Wednesday, April 6, 2011

A Novel of Ideas that Might Give You Some if You're Not Careful


36 Arguments for the Existence of God, by Rebecca Newberger Goldstein (subtitled “A Work of Fiction”)


This is one of those novels – I seem to read a lot of them – I liked very much but I’m not sure who its ideal audience is. Perhaps one of y’all. Does this sound like something you might enjoy?:

[NO SPOILERS] First, every major character in this novel is Jewish. There is a lot of material here about Judaism of many varieties, and some of the finest scenes are set in “America’s only shtetl,” named here New Walden, where the residents maintain a strictly orthodox way of life. Second, every major character in this novel is a brilliant academic intellectual, and I do mean brilliant, and I do mean academic. Most of the novel is set on campuses, fictional and not, within spitting distance of the Eastern Seaboard. They are not only brilliant, they are the most brilliant in the world in their (sometimes competing) fields. The brilliant characters who are not academic are brilliant religious intellectuals.
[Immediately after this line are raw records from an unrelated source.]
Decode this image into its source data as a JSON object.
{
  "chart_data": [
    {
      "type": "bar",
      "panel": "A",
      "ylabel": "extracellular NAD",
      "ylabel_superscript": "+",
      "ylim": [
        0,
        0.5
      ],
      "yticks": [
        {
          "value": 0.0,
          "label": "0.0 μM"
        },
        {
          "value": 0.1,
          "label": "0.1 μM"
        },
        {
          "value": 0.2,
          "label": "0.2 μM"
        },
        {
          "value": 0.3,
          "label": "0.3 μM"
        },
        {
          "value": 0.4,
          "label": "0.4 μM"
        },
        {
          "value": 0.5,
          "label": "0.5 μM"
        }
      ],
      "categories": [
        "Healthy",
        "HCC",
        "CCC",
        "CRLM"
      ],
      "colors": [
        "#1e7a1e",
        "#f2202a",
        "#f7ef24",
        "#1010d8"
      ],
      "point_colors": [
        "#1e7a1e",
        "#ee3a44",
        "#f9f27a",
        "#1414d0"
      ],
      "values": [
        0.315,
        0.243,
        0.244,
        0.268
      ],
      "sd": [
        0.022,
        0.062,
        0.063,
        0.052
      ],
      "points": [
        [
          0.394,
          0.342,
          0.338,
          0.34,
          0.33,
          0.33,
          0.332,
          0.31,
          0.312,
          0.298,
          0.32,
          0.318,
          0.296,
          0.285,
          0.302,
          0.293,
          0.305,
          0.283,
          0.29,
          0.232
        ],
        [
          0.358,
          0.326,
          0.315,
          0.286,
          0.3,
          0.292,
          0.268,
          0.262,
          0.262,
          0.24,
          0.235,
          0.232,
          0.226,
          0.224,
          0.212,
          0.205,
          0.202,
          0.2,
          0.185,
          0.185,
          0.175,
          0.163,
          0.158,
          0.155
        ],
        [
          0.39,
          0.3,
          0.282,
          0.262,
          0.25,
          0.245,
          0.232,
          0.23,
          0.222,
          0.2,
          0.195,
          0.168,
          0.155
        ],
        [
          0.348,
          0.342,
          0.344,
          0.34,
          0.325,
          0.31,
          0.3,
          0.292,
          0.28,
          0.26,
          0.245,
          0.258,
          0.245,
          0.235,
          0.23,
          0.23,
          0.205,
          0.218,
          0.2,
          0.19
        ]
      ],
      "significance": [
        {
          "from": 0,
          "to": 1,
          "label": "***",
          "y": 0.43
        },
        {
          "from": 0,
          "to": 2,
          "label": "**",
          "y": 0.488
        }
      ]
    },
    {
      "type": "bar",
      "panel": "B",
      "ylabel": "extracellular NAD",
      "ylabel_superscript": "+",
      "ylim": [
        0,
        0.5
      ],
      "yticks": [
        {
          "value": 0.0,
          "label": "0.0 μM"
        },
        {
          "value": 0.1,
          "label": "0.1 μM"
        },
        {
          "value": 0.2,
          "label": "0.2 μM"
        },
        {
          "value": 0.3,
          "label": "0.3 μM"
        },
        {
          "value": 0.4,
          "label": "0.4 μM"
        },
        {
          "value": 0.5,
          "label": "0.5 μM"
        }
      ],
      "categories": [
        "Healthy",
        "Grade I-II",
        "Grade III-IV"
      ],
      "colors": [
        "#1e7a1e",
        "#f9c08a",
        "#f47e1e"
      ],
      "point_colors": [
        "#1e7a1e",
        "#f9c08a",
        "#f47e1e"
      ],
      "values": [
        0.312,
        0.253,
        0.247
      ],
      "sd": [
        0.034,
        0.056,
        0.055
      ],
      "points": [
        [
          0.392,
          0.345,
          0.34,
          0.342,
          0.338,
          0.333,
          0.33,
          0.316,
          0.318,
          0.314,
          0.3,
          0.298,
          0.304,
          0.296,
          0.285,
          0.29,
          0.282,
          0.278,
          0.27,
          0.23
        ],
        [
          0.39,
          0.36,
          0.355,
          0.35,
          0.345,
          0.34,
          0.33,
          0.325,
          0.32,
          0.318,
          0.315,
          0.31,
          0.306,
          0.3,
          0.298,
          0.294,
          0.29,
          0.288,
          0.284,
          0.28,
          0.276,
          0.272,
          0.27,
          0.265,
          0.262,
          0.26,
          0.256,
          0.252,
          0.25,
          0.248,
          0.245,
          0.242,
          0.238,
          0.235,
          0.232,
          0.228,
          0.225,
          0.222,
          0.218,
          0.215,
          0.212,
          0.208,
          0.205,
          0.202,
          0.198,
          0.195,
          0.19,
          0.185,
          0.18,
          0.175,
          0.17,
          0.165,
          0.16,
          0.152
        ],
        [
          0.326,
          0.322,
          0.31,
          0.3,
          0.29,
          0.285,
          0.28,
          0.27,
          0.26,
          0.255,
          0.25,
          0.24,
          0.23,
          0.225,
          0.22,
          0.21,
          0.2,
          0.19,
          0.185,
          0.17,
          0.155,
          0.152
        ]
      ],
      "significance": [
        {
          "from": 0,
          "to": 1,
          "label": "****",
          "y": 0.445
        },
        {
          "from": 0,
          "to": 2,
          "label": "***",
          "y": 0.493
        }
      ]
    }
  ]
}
The plot centers on Cass Seltzer, a lapsed Jew who has written a celebrated book examining The Varieties of Religious Illusion,” and has earned a reputation as “the atheist with a soul.” The plot is difficult to summarize, but I will say only that the drama of the book arises out of the tension between his relationships with several strong (similarly lapsed) women and several strongly religious and charismatic men with whom he studies or otherwise encounters on his path to popular acclaim.

The foregoing description makes the book sound strident, biased against religion, and perhaps even sexist. And perhaps dull. And while Ms. Goldstein’s own thoughts on the existence of God are not hard to discern, I must report that I did not find the book offensive in this respect and hardly polemical at all. In fact, while I used the word “drama” in the last paragraph, the novel is comic in intention and effect. I found myself smiling throughout (and even issuing that rarity, the occasional laugh-out-loud), perhaps because in my own education and life I have encountered similar characters.

And it is not dull.  Even if those characters don't sound familiar to you, you can still get a kick out of this book. The writing is lively, if erudite, and there are some very fine passages the equal of any pure writing I’ve read in quite some time.

The book has two flaws, one bordering on serious, one less so. The more serious flaw is that Cass, the central character, although – yes, a brilliant academic intellectual – is weak, both intentionally (he’s kind of a schnook) and in portrayal (he’s not fully realized, although he appears in almost every scene). Goldstein can write strong, vivid male characters, both attractive and not, so it is curious that Cass is so bland. It put me in mind of “The Mary Tyler Moore Show.” You needed Mary to tell those stories, but the comic freight was borne by Lou and Murray and Sue Ann and Ted and Rhoda. Not that Mary was not a fine comedienne and sometimes funny in the show – just that her role was frequently to react to the spicier characters around her. That seems to be Cass’s function throughout much of this novel, although he will get off a zinger now and then. Nothing we hear from him in the book prepares us for his final tour-de-force performance.

The lesser flaw is that sometimes Ms. Goldstein forces ideas into the novel through excessive speechifying. I was reminded of another famous female atheist writer, Ayn Rand. The sometimes lengthy speeches are so lucid – on both sides of the existence-of-God question – that they are unlikely ever to have been uttered in the contexts in which they appear.

The novel concludes with an Appendix (as appeared in Cass’s own famous book) setting forth 36 arguments for the existence of God, with commentary, “flaws,” and asides. In reading some of the Amazon reviews of the book, some readers take her to task for misrepresenting these arguments, but they looked pretty neutrally-couched to me. Ah, but Ms. Goldstein is sly – I wrote “the novel concludes,” but it is unclear whether the Appendix is in fact novelistic – something that Cass himself penned in “The Varieties of Religious Illusion” – or only Ms. Goldstein’s helpful summary of the current (and ancient) debate.

Ms. Goldstein is a MacArthur “genius grant” recipient and has written on a variety of philosophical topics, including a popular account of Gödel’s Incompleteness Theorem (which, I was surprised to discover, I own, but which, I was not surprised to discover, I have not read). She is married to famed cognitive scientist and brainworks popularizer Steven Pinker. She’s also kinda waifish-hot, which does lead one to wonder whether perhaps she identifies with one of the hot female genius Jewish academic intellectuals in the book (who, I concede, is not a very appealing character).



Here’s where I come out:  You don’t see novels like this much anymore. I drastically reduced my reading of “serious” American fiction about twenty years ago when I wearied of dull, minimalistic writing about unappealing upper-middle-class men and women and their agonizingly uninteresting lives and loves. There are signs that things are changing. Goldstein’s characters are vivid (Cass notably excepted), her prose robust and sometimes challenging (and sometimes arch). The thing crackles with intelligence and curiosity and respect for the reader. That’s plenty good enough for me.